Moderator Shadbolt drew attention to a related issue—the impetus provided by emergency situations to collect and centralize data streams. When the emergency abates, the impetus disappears, and data collection can dwindle. Levenstein agreed that the COVID-19 pandemic greatly increased data sharing. But “when South Africa very quickly shared its data when they found omicron there, the response of the international community was to ban people from South Africa from traveling around the world! If we want people to share data, we have to be ethically responsible in how we manage that.” When data are being used for high-level political decisions, or when
organizations are monetizing their access to data, questions arise about who has a voice in those decisions. “It is about control, and it is about access to resources.”
The discussion then turned to the long-term sustainability plans for data resources if funding or other support for those resources is withdrawn. Levenstein observed that ICPSR is part of a coalition of social science data repositories that have made a commitment to preserve each other’s data if an organization were to fail. Because the metadata of the different organizations have not been standardized, taking over another repository’s data would require a lot of work, “but there is a commitment among all those organizations to do that.” ICPSR also keeps copies of its data in five different locations around the United States to ensure physical sustainability, and it hosts a repository for at-risk government data resources to make sure that they do not disappear.
Kim reiterated that Data.gov is a metadata catalog of assets that are held by many federal agencies, but the data are hosted at the agencies. Also, the amount of money needed to run Data.gov is relatively small, and the inclusion of the effort in statute makes its continued funding more secure.
Moderator Shadbolt specifically addressed the issue of relying on universities as long-term repositories of data, noting that data management resourcing within universities can be “quite fragile and ephemeral.” When a university makes a commitment to maintain a data resource, that commitment needs to be “thought about pretty hard.”
On this point, Goins noted that many universities do not meet the CoreTrustSeal certification. Funding of data repositories from individual projects “is not a long-term view, and we’re in the long-term game so that we can have quality data for our children and our children’s children.” Universities are part of the solution, but governments also must come into play in preserving important data, she said.
Finally, a question was asked about the need to vet researchers and their proposals while facilitating access to data. Levenstein noted that ICPSR actively vetted researchers for access to restricted data, but this is more difficult to do in universities. That has caused problems in the past where sensitive data are included in institutional repositories.

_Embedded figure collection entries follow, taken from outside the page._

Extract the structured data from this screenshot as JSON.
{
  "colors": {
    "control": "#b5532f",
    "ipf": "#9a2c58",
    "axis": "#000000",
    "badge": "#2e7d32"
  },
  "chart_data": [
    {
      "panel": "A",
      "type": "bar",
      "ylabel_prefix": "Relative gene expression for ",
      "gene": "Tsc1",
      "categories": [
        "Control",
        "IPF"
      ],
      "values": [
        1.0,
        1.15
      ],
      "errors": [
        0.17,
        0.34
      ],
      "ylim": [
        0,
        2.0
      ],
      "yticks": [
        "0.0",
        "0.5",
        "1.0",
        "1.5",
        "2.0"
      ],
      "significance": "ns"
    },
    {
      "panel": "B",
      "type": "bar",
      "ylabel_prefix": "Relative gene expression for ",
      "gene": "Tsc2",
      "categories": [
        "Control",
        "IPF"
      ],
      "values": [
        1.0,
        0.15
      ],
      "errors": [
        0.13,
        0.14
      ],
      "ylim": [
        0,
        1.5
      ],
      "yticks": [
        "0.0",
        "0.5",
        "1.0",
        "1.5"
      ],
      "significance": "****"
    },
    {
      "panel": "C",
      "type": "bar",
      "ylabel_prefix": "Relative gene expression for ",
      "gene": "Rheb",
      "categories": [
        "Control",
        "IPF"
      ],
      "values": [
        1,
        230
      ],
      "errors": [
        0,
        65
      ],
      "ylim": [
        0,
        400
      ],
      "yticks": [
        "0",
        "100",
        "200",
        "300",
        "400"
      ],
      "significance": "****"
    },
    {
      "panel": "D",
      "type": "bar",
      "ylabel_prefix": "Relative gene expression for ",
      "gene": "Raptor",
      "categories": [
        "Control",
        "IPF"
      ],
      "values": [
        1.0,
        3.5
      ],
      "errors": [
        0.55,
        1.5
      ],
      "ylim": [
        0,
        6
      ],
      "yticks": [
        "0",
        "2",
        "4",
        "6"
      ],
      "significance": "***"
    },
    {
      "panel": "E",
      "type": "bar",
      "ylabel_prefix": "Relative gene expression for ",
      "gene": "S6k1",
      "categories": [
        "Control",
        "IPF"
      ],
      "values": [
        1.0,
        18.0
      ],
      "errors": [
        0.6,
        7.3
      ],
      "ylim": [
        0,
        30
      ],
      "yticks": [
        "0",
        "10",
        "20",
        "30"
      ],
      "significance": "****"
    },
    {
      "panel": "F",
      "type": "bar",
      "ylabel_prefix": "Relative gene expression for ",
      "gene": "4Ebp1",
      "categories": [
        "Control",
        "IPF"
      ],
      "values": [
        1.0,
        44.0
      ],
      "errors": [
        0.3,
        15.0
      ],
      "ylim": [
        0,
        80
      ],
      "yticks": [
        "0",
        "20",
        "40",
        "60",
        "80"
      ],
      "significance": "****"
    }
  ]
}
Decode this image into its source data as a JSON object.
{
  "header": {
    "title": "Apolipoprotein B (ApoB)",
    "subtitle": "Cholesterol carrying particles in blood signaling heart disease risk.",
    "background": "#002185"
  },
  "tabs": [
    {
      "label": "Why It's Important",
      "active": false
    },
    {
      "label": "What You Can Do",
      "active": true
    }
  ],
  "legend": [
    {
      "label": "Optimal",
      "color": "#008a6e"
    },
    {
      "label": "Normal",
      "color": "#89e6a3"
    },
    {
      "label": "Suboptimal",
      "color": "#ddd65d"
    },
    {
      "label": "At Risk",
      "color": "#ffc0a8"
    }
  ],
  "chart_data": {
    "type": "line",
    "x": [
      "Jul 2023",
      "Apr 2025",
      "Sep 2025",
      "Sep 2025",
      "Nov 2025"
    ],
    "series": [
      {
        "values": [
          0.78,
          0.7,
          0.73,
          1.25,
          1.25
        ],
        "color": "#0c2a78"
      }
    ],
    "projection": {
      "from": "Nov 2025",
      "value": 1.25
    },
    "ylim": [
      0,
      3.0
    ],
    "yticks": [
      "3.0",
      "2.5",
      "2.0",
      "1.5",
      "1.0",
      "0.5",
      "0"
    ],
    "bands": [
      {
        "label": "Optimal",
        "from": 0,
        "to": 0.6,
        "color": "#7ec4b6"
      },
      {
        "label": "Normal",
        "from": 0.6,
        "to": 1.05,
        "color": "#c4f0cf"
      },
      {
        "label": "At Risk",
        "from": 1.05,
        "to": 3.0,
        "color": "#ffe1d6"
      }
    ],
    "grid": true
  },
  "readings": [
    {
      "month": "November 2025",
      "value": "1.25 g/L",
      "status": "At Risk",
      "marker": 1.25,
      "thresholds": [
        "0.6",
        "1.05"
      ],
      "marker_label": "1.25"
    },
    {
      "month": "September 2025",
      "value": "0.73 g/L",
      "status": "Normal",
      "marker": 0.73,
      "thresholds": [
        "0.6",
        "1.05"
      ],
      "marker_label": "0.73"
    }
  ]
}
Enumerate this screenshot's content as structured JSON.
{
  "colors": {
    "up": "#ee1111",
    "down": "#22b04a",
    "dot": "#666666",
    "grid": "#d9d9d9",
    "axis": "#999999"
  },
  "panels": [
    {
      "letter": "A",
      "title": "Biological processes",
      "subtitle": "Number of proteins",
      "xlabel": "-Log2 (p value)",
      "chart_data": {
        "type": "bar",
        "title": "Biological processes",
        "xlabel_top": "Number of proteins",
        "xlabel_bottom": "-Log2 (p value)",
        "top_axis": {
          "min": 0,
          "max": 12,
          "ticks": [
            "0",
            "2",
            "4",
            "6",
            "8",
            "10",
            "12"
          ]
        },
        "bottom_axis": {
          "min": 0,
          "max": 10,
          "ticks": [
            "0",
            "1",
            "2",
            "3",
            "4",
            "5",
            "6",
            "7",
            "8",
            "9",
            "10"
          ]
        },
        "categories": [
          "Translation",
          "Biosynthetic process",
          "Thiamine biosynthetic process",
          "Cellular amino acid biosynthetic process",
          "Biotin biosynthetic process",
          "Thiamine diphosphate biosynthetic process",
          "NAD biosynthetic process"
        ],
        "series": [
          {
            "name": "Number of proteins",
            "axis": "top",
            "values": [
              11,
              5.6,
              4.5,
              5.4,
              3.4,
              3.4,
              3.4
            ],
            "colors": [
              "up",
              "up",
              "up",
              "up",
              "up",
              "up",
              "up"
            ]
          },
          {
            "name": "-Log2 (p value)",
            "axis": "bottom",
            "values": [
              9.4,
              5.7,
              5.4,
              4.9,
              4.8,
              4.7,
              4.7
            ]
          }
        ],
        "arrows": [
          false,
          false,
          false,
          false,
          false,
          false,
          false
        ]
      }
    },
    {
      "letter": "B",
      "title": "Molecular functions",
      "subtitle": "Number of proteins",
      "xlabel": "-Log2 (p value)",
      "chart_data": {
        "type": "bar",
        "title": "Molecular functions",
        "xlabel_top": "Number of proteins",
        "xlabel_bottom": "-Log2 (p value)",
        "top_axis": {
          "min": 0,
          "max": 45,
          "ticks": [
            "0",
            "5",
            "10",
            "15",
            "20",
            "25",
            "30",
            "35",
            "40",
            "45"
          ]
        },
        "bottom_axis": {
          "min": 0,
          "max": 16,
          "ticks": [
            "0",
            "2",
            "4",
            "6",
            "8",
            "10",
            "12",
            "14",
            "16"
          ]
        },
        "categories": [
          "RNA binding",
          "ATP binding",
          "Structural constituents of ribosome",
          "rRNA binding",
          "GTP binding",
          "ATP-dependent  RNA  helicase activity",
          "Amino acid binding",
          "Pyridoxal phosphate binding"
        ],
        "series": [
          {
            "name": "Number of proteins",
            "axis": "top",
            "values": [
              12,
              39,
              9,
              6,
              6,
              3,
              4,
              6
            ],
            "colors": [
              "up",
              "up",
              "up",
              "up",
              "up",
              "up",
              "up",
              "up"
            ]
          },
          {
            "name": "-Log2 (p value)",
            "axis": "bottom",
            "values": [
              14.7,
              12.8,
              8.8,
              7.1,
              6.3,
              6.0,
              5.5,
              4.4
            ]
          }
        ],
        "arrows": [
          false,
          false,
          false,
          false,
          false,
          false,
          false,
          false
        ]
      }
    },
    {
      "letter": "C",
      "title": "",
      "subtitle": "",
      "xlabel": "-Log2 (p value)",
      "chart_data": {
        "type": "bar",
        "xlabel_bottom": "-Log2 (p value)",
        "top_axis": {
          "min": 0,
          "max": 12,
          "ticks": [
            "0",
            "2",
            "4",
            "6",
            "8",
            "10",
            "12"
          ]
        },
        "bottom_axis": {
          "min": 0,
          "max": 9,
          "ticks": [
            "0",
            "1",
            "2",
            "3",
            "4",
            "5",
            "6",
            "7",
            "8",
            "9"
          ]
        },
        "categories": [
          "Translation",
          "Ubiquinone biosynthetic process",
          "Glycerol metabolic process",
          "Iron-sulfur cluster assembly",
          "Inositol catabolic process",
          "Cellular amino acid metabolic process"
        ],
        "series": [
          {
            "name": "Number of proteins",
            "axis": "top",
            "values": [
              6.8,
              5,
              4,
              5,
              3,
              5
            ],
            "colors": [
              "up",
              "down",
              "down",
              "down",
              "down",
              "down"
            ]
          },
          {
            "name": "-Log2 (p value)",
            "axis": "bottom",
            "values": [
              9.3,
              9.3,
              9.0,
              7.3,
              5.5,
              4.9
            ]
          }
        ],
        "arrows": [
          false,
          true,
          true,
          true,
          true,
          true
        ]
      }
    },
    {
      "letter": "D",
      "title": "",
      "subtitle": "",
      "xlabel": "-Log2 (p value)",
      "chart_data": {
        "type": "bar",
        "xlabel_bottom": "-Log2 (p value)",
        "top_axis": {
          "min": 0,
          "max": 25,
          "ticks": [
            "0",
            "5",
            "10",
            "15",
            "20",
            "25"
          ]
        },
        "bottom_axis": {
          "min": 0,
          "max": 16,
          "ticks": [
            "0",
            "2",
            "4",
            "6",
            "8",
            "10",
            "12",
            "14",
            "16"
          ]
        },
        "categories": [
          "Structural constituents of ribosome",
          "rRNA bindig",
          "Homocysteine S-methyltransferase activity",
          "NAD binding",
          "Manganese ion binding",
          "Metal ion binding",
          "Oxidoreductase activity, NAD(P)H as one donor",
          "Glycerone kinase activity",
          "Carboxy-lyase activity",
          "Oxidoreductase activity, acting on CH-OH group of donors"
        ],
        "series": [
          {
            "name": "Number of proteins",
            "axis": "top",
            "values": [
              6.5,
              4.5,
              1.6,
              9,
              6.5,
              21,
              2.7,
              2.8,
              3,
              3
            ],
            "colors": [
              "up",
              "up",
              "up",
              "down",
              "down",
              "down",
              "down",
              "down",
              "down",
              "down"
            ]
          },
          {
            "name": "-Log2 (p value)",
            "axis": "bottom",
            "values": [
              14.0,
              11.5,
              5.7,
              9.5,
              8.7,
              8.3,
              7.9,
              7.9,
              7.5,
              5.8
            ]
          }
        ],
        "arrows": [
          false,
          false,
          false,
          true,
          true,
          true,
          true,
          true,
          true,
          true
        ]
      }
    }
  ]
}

In Europe, the General Data Protection Regulation requires that data controllers have legal responsibility for vetting processes, but this has not had a big impact on data sharing in European social science repositories, according to Levenstein, because of the exemptions for research in the legislation.
How do we ensure that data institutions are sustainable?
What are the lessons for data institutions when mobilizing data and making them available for researchers in crisis-management contexts such as the pandemic or climate change?